Nerede Can Dündar, Coşkun Aral, Beyza Güdücü, Nebil Özgentürk, Tayfun Taliboğlu?.. Nerede o güzelim belgeselleri yaratanlar? Büyük televizyonlar artık tamamen "eğlencelik" haline geldi. Habercilik, yorumculuk, belgecilik üvey evlat muamelesi görmeye başladı. Varsa yoksa dizi, film, yarışma, şov... Söyleyin siz de benim gibi "Sarı Zeybek"i, "Haberci"yi, "Nar-ı Beyza" yı, "Bir Yudum İnsan"ı, "Bam Teli" ni özlemiyor musunuz?
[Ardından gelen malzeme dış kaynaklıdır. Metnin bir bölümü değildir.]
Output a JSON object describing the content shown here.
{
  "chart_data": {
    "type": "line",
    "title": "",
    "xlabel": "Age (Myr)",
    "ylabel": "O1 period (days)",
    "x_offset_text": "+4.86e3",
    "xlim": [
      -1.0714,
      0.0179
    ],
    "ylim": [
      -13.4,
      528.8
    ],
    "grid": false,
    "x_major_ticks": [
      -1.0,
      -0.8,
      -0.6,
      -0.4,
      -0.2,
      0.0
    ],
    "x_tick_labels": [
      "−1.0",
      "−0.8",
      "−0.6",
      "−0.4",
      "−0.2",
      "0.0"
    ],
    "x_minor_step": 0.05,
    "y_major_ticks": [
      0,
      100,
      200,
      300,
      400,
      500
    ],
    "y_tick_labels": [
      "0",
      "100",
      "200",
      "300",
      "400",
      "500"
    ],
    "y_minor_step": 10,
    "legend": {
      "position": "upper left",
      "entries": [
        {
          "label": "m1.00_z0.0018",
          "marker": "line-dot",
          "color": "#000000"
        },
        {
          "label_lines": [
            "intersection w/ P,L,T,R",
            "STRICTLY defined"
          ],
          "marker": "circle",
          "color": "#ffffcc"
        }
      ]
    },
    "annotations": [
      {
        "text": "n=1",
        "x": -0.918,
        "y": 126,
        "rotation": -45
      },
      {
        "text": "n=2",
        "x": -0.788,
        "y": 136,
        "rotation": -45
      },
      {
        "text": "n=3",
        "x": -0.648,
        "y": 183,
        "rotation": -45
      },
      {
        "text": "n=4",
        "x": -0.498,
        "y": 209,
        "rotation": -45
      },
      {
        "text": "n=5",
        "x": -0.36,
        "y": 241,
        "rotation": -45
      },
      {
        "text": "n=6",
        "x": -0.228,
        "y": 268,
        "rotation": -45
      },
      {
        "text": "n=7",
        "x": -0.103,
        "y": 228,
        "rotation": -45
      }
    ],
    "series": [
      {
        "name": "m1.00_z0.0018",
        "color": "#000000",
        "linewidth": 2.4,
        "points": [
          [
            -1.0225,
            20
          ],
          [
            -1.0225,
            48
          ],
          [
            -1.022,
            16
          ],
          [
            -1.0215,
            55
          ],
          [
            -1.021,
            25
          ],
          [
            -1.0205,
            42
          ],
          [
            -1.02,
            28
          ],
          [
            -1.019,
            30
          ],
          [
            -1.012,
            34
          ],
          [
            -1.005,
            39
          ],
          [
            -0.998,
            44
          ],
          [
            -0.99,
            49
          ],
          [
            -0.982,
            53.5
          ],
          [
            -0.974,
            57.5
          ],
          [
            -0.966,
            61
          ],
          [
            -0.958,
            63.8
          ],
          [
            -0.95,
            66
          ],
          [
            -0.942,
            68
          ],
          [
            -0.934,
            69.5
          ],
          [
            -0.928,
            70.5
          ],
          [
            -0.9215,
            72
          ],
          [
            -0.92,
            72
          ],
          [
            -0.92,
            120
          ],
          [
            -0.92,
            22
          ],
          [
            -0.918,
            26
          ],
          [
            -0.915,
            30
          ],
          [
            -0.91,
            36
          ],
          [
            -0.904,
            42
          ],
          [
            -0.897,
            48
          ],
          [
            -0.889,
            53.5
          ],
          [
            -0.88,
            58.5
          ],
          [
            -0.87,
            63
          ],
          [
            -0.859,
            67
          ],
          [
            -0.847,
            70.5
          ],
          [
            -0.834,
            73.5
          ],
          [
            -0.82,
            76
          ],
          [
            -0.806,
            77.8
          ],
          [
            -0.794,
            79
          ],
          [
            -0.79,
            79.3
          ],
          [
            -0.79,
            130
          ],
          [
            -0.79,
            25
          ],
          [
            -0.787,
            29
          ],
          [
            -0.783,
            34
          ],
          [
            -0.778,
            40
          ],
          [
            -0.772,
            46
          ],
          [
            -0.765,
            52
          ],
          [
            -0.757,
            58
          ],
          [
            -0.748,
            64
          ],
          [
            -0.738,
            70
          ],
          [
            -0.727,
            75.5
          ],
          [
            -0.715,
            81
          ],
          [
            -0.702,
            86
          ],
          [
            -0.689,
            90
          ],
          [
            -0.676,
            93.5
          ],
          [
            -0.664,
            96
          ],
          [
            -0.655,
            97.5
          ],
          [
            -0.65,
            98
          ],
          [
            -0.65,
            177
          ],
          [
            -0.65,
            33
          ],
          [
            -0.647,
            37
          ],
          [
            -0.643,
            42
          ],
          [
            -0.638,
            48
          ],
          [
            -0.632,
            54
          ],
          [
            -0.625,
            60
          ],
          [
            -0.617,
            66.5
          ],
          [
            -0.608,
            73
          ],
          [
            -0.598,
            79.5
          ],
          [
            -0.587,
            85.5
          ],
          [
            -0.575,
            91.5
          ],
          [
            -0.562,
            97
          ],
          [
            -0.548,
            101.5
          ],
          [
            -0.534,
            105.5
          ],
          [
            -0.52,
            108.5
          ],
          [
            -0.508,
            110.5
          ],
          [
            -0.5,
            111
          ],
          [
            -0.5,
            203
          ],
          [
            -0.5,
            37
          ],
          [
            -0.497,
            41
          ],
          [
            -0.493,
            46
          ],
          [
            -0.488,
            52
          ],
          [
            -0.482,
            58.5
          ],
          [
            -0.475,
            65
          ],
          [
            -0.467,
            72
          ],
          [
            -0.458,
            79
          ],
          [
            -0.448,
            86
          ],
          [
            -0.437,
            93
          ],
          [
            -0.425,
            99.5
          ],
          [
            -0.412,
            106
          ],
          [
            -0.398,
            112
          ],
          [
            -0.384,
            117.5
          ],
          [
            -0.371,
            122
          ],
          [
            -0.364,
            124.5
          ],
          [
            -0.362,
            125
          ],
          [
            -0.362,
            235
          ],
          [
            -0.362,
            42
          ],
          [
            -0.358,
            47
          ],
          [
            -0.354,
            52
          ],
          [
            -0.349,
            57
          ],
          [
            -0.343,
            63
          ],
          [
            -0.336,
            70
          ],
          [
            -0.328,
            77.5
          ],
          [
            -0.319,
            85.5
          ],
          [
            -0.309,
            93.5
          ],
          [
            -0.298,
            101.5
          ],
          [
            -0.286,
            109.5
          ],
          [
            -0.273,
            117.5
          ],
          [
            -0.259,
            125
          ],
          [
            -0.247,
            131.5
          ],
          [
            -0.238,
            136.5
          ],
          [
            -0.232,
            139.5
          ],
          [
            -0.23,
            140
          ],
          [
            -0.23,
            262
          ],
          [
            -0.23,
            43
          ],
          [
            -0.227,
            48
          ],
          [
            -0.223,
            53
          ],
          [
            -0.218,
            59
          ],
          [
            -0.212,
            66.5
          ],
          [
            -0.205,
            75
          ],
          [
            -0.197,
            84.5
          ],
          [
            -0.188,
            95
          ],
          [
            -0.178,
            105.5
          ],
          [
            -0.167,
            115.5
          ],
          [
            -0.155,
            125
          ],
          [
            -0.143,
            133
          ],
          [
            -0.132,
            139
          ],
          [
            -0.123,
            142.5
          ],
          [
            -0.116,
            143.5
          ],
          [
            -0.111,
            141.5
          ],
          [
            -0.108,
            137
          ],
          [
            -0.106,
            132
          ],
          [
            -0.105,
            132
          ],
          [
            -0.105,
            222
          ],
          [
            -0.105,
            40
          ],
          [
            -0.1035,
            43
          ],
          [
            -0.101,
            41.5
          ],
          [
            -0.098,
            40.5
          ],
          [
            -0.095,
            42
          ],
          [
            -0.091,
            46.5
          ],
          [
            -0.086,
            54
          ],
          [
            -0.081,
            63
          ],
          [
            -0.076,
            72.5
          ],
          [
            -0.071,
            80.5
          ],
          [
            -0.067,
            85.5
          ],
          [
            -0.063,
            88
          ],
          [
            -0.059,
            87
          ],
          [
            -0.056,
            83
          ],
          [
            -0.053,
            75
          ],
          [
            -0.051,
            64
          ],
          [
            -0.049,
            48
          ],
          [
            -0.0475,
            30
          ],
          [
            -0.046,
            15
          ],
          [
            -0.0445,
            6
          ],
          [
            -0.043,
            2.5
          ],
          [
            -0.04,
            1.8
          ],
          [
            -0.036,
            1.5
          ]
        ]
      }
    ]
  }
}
Belgesel, sadece Discovery'nin, History Channel'ın tekeline niye bırakılsın? Daha Kız Kumu'nu görmeden, Miami'yi her bir kum taneciğine kadar niye ezberleyeyim? Dumlupınar dururken, Kursk'un batış öyküsünü niye hatmedeyim? Belgesel izlemek neden sadece birkaç haber kanalı izleyicisi için "lüks ve ayrıcalık" haline gelsin?
YA PARA BULAMAYAN?
Bir zamanlar dere tepe düz gidip, haber ve görüntü toplayan, derledikleriyle bir yandan dünyayı küçültüp, bir yandan ufkumuzu genişleten belgeselciler şimdi bir kenara itilivermiş. Bazıları özel şirketlerin yıldönümü belgeselleriyle ayakta kalmaya çalışıyor. İçlerinde eşya taksitlerini ödeyemeyip, icralık olanlar bile var. Koltuklarının altında program projesiyle televizyon kanallarına geliyorlar. Ama artık "belge" değil "para" konuşuyor. Zira belgesel için artık büyük televizyon kanalları hem sponsor istiyor, hem de programı yayınlatmak için bölüm başına para... İçlerinde "yağlı kuyruk" bulup, sponsoruna para ödetebilenler kendilerine kanallardan süre kiralayabiliyor. Peki ya parası olmayan, bulamayan belgeselci ne yapsın? Ben eski belgeselleri özledim. Belgeselcileri de...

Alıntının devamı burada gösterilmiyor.